Spring arrived unseasonably early this year and there’s been a whole lot of tweeting going on in the back yard. I’m no birder, so I don’t know if they are the tweets of finches, much less if they are MY finches coming home to roost once again, or if birds ever recycle old nests, but the thought of another finch experience makes my blood run cold.

Mama and Daddy finch worked like hell on their nest for weeks, zipping full-speed into the small space below the eaves carrying bits of wool, twigs and twine in their beaks. Mama was a mousy gray; Daddy was easily recognizable by his bright red head, and they were paragons of industry, creating their condo while my dachshund puppies, Nicky and Freddie, went insane below.



When we heard the first faint peepings of their progeny, new house rules were initiated. Up went the dog door with its egress to the back porch; the puppies were relegated to supervised outings from the front door, taking umbrage with their confinement. The back door could no longer be left open to catch the breezes and social events on the back porch were out of the question lest visitors disturb the finches.

The cat who lives next door prowled along the fence, jumped upon my roof and, more than once, crept to the edge of the eaves, raking his claws underneath hoping for a catch. Tragedy by dachshund or feline was a breath away.




My friend Hilary held a camera over her head and snapped a photograph. There were five babies in the nest. FIVE in a nest no more than four inches in diameter, bits of fluff and tufts, beaks wide open, five bottomless pits peeping “Feed me!” like Audrey the plant in “Little Shop of Horrors” (or members of task forces with provisions cut off).

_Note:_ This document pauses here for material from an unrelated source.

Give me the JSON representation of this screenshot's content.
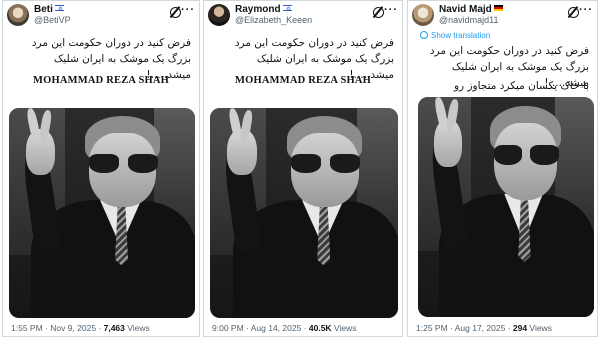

And then Mama disappeared.

When I was a teenager, a nest of orioles was attacked by a blue jay, dashing three naked babies onto the lawn while their parents screamed overhead. We raised them to maturity, named them Tom, Dick and Harry, and just when they were about to migrate the neighbor’s dog killed Dick and Harry during a rainstorm when their feathers were too wet for them to fly. Tom, always the strongest, lived to fly south and returned the following two springs, chirping at us from low branches, building a nest in the same place in the maple tree. A happy ending of sorts, but it was a bird experience that had scarred me for life. (Harry, still alive, in the warm oven, my mother trying to revive him with a drop of whiskey.)

Daddy finch was going crazy, taking over both the paternal and maternal duties of feeding and protecting his charges, then having to show them how to leave the nest.

One early morning, a few days after Mama disappeared, I found Freddie snuffling at something on my bedroom rug. It was a dead bird. Was it Mama, or one of the five fledglings? Had a dachshund killed it, or the cat? Fly away, little birdies, and please don’t come back because I can’t stand it.

The finale was a three-day period when the babies (I couldn’t tell how many) were staggering and tottering on the lawn, the cat pacing on the fence, Daddy bird at the other end of the fence screaming instructions (“Run into the rhubarb patch,” I guess, since that’s what they did) and the puppies in full cry at the blocked dog door.

And then it was over. Whoever survived disappeared, flew away ” just like that.